In The Reaping Hilary Swank plays a former missionary who, having lost her faith, is now a debunker of supposed miracles, called to sites all over the world to investigate weeping statues, wall stains resembling saints and the bleeding palms of stigmatics.
She is asked to visit a town in Louisiana where the river has turned blood red, and after a series of frog falls, locust swarms, cattle die-offs and bubonic warts, it becomes clear that someone upstairs isn't happy.
While the movie's histrionic religious ending is perhaps a bit hard to swallow, there is certainly much here of interest to forteans, and the swampy, gothic Deep South locations are beautifully captured.
As part of the research for the film the producers brought in Joe Nickell, who spends his life, like Swank's character, investigating anomalies.
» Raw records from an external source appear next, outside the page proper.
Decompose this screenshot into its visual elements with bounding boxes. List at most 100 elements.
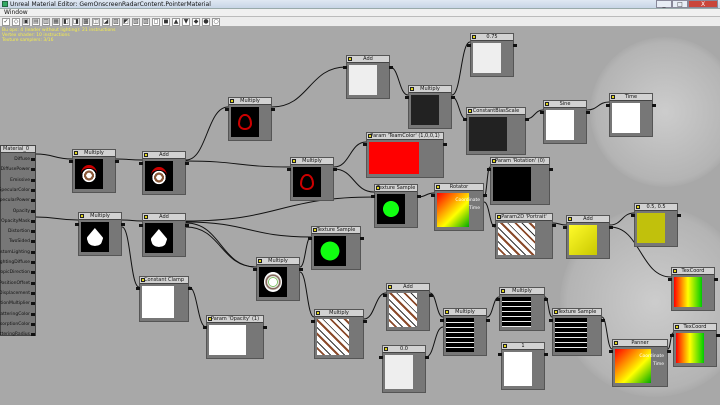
node-input-pin[interactable] [467,44,471,47]
node-collapse-icon[interactable] [673,269,677,273]
toolbar-button-18[interactable]: ▼ [182,18,190,26]
node-input-pin[interactable] [203,326,207,329]
toolbar-button-3[interactable]: ▤ [32,18,40,26]
node-input-pin[interactable] [606,104,610,107]
node-output-pin[interactable] [451,96,455,99]
node-rotator1[interactable]: Rotator Coordinate Time [431,183,487,231]
toolbar-button-11[interactable]: ▨ [112,18,120,26]
node-collapse-icon[interactable] [144,215,148,219]
node-output-pin[interactable] [714,278,718,281]
material-input-pin[interactable] [31,271,35,275]
toolbar-button-16[interactable]: ◼ [162,18,170,26]
material-input-pin[interactable] [31,302,35,306]
node-collapse-icon[interactable] [554,310,558,314]
maximize-button[interactable]: □ [672,0,688,8]
node-multiply7[interactable]: Multiply [311,309,367,359]
toolbar-button-2[interactable]: ▣ [22,18,30,26]
node-output-pin[interactable] [443,143,447,146]
node-collapse-icon[interactable] [74,151,78,155]
node-collapse-icon[interactable] [611,95,615,99]
node-output-pin[interactable] [185,162,189,165]
node-input-pin[interactable] [75,223,79,226]
graph-canvas[interactable]: Bu ops: 4 (leader without lighting): 21 … [0,27,720,405]
toolbar-button-19[interactable]: ◆ [192,18,200,26]
node-const1[interactable]: 1 [498,342,548,390]
material-input-pin[interactable] [31,333,35,337]
node-output-pin[interactable] [586,111,590,114]
toolbar-button-12[interactable]: ◩ [122,18,130,26]
toolbar-button-6[interactable]: ◧ [62,18,70,26]
toolbar-button-15[interactable]: ◻ [152,18,160,26]
node-collapse-icon[interactable] [503,344,507,348]
node-multiply4[interactable]: Multiply [287,157,337,201]
node-input-pin[interactable] [549,319,553,322]
material-input-pin[interactable] [31,312,35,316]
node-input-pin[interactable] [431,194,435,197]
node-collapse-icon[interactable] [445,310,449,314]
material-input-pin[interactable] [31,240,35,244]
material-input-pin[interactable] [31,261,35,264]
node-output-pin[interactable] [363,320,367,323]
material-input-pin[interactable] [31,158,35,161]
node-multiply3[interactable]: Multiply [225,97,275,141]
node-output-pin[interactable] [121,223,125,226]
toolbar-button-8[interactable]: ▩ [82,18,90,26]
node-output-pin[interactable] [609,226,613,229]
toolbar-button-20[interactable]: ● [202,18,210,26]
node-input-pin[interactable] [631,214,635,217]
toolbar-button-13[interactable]: ▧ [132,18,140,26]
node-collapse-icon[interactable] [141,278,145,282]
node-multiply9[interactable]: Multiply [496,287,548,331]
node-output-pin[interactable] [513,44,517,47]
node-collapse-icon[interactable] [472,35,476,39]
node-input-pin[interactable] [440,319,444,322]
node-output-pin[interactable] [417,195,421,198]
node-collapse-icon[interactable] [80,214,84,218]
node-output-pin[interactable] [425,356,429,359]
node-input-pin[interactable] [139,162,143,165]
node-time1[interactable]: Time [606,93,656,137]
node-output-pin[interactable] [299,268,303,271]
toolbar-button-4[interactable]: ▥ [42,18,50,26]
node-output-pin[interactable] [544,298,548,301]
material-input-pin[interactable] [31,168,35,172]
node-const0[interactable]: 0.0 [379,345,429,393]
close-button[interactable]: X [688,0,718,8]
node-sine[interactable]: Sine [540,100,590,144]
node-output-pin[interactable] [271,108,275,111]
node-const075[interactable]: 0.75 [467,33,517,77]
node-input-pin[interactable] [69,160,73,163]
node-multiply5[interactable]: Multiply [405,85,455,129]
node-input-pin[interactable] [668,278,672,281]
node-input-pin[interactable] [253,268,257,271]
node-input-pin[interactable] [487,168,491,171]
node-add1[interactable]: Add [139,151,189,195]
node-output-pin[interactable] [333,168,337,171]
node-collapse-icon[interactable] [410,87,414,91]
node-collapse-icon[interactable] [492,159,496,163]
node-input-pin[interactable] [540,111,544,114]
node-output-pin[interactable] [525,118,529,121]
node-input-pin[interactable] [563,226,567,229]
node-output-pin[interactable] [667,350,671,353]
node-input-pin[interactable] [405,96,409,99]
material-input-pin[interactable] [31,209,35,213]
material-input-pin[interactable] [31,188,35,192]
node-collapse-icon[interactable] [144,153,148,157]
node-multiply1[interactable]: Multiply [69,149,119,193]
node-collapse-icon[interactable] [316,311,320,315]
node-input-pin[interactable] [496,298,500,301]
node-collapse-icon[interactable] [675,325,679,329]
node-collapse-icon[interactable] [388,285,392,289]
node-paramTeamColor[interactable]: Param 'TeamColor' (1,0,0,1) [363,132,447,178]
node-output-pin[interactable] [429,294,433,297]
node-output-pin[interactable] [549,168,553,171]
toolbar-button-1[interactable]: ◇ [12,18,20,26]
node-texsample3[interactable]: Texture Sample [549,308,605,356]
node-collapse-icon[interactable] [313,228,317,232]
node-input-pin[interactable] [609,350,613,353]
node-output-pin[interactable] [483,194,487,197]
node-collapse-icon[interactable] [436,185,440,189]
node-collapse-icon[interactable] [636,205,640,209]
material-input-pin[interactable] [31,250,35,254]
We spoke to Nickell about his experience with the film and his visits to miracle sites.
You were brought in as a consultant, as the lead character is a paranormal investigator like yourself. What did you make of the completed movie?
I liked the first 10 or 15 minutes, where the character seemed to be doing something similar to what I do. But then it changed into the world of the supernatural, which, for good or evil, has never happened to me: I've never had frogs rain down upon upon me!
Do you think it would be possible to have a Hollywood film in which scepticism wins out? Isn't scepticism always essentially anti-climactic - ie. there is a mystery, the mystery is dissipated and, er, that's it.
Well, the kind of work I do is interesting and it has all sorts of drama and tensions without necessarily going off into a fantasy. The miracle girl here [in the US] known as Audrey Santo has just died and I had a relationship, not a happy one I'm sorry to say, with that family who... you know, I was criticizing what they were doing. But it was a sad story and there was a lot of drama behind the scenes in that family - this girl who couldn't heal herself, was comatose, but was supposedly healing others. My heart went out to the family, but intellectually I did not believe there were miracles happening, that statues were weeping oil.
If I were doing a film I wouldn't try to make it a propaganda film on the other side - a mean-spirited, debunking film - but I think instead you could play it straight: the issues, be they searching for lake monsters or making crop circles, are interesting and have a lot of drama in themselves.
The dramatic tension in the first part of the film is created in the clash between the sceptical outsider and the superstitious townsfolk. Do you feel a similar tension when you're out investigating?
That's very real. I've been out at miracle sites - I'm a respectful person when I go to religious sites, I don't engage in confrontation, I don't laugh at people - but I investigate. I do remember one site in Ohio where there were so-called glowing statues, and I showed that they were simply shining due to the ambient street light. The next day this lady came up to me and asked me what I'd found, and I told her. She looked at me and smiled very sweetly and said, "Well, I prefer not to believe that". That's the gentler side of confrontation.
At the start of the film there is a scene at a miracle site in Chile where blood is seeping from the walls. The investigator who examines the site reveals later in a college lecture that the liquid is actually industrial waste, which happens also to be intoxicating the pilgrims. Her message is: if you invest all your energy into the world of the paranormal there's a danger that you take your eye off the ball from political and economic realities. Did that resonate with any of your findings as a paranormal investigator?
I've certainly found at miracle sites there are great ironies. For example, at Conyers, Georgia, where Nancy Fowler the former visionary was holding forth, they were counting the waters from the spring there as having miraculous properties, and it turned out that the water was contaminated with E. coli, and was later shut down. There are ironies like that.
I've also seen first hand the desperation of a family to have a child healed - I've gone undercover at healing ceremonies by Peter Popoff and others - and I've seen the tragic economic circumstances of these families.
A final thought: there's a bit of a paradox in being a sceptical paranormal investigator: you are taking an opposite stance from believers who are immersed in the paranormal but at the same time you are clearly drawn to it and you spend your life thinking about these issues. What do you make of that?
Certainly, I feel the emotional draw of the paranormal. I once went to counsel a family who thought their house was haunted. It was one of these spooky old Victorian places and I remember looking at the lady and saying: "If this place isn't haunted, it ought to be". I've felt it at the haunted gas chamber at Dachau, or the haunted Kremlin - while I didn't feel there were ghosts there literally I could feel the impress of history and the drama. But when we're looking at it factually we have to think with the organ above the neck rather than the one below!